Low-salinity water injection for EOR applications and for shale and tight sand fracturing has become a widely accepted approach. Experimental and modeling work is slowly unraveling the complexity of this system, with no unified theory to explain the fundamentals behind it. Our work adds a new spin to the topic, where the non-monotonic impact of salinity on contact angle reported in literature is linked to its non-monotonic impact on the properties of the water-oil interface.
We used a crude oil sample that originated from a field in Texas to create surfactant-stabilized brine-in-oil emulsions. We synthesized different brine systems starting from deionized water using two different salts, NaCl and CaCl2 at 8.55, 85.5 and 855 mMol/L. We quantified the stability of the emulsion using both gravimetric and centrifuge methods. We measured the variation in the viscosity of the emulsion for different brine fractions from 10 to 50 wt%.
The results show a different effect of salt on stability for different values of water-cut. This effect can range from a stability being directly proportional to salt concentration in one case, to being inversely proportional to salt concentration in the other case, including a scenario where a non-monotonic impact is recorded.

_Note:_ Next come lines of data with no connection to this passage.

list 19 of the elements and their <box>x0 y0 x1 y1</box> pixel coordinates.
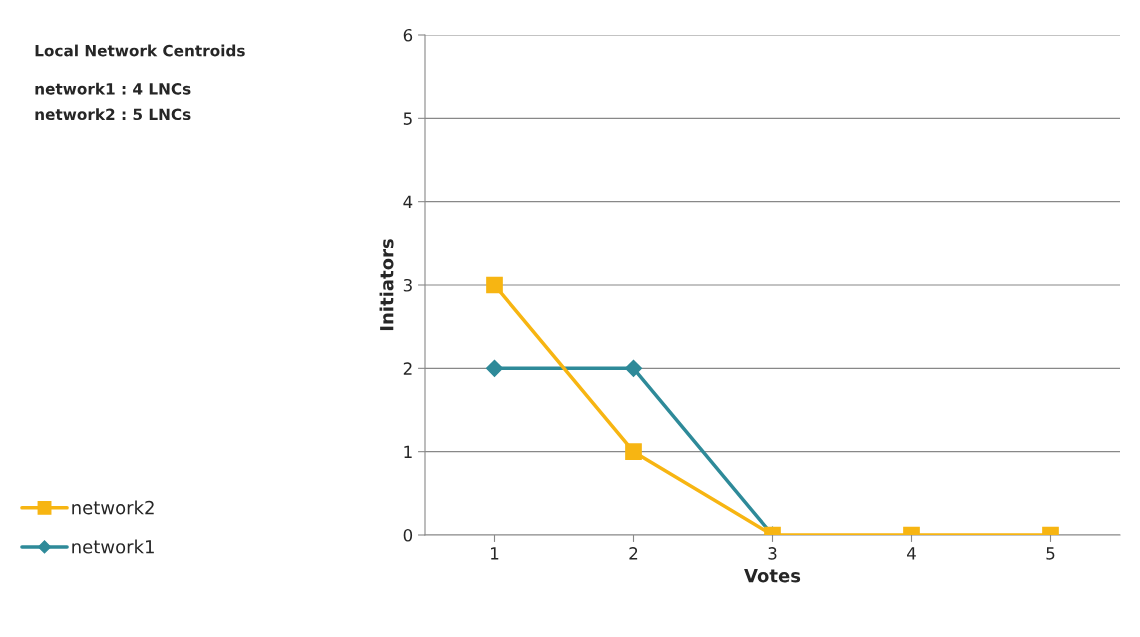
y-tick-label: 4 <box>403 195 413 208</box>
text: network1 : 4 LNCs <box>35 82 191 95</box>
text: network2 : 5 LNCs <box>35 108 191 121</box>
y-tick-label: 5 <box>403 112 412 125</box>
x-tick-label: 4 <box>907 547 916 560</box>
legend-label: network2 <box>72 500 154 515</box>
y-axis-title: Initiators <box>379 239 394 331</box>
x-tick-label: 3 <box>768 547 777 560</box>
x-tick-label: 1 <box>491 547 499 560</box>
y-tick-label: 0 <box>403 528 413 542</box>
x-tick-label: 2 <box>629 547 638 560</box>
y-tick-label: 6 <box>403 28 413 42</box>
x-tick-label: 5 <box>1046 547 1055 560</box>
legend-label: network1 <box>72 539 154 554</box>
y-tick-label: 2 <box>403 362 412 375</box>
x-axis-title: Votes <box>744 569 801 583</box>
y-tick-label: 3 <box>403 278 412 292</box>
text: Local Network Centroids <box>35 44 245 57</box>
y-tick-label: 1 <box>404 445 412 458</box>
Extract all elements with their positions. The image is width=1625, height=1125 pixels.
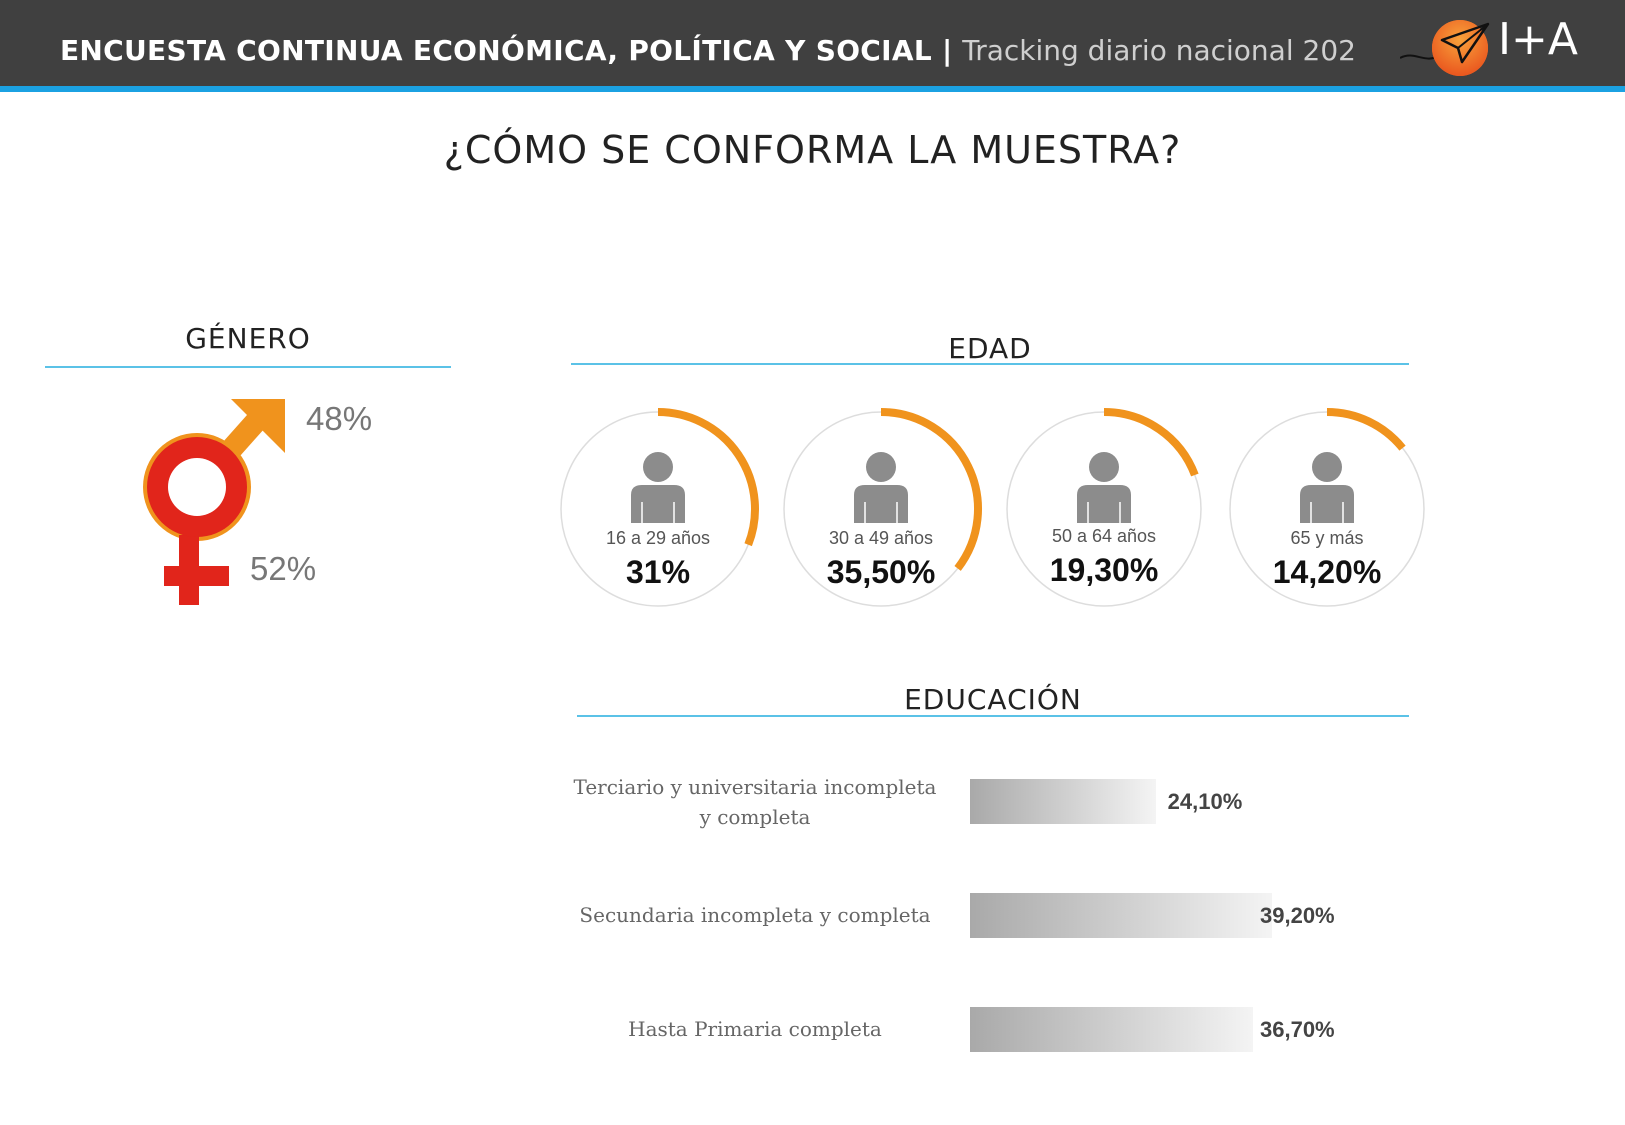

The work provides a comprehensive and detailed set of experiments on various measurements relating to the brine-oil interactions away from the influence of rock minerals. It shows similar trends to what is reported in the literature on experiments and simulations where carbonate and sandstone rock minerals are included. This brings to question some of the theories that are used to explain this behavior given that the complexity is evident even without the rock presence.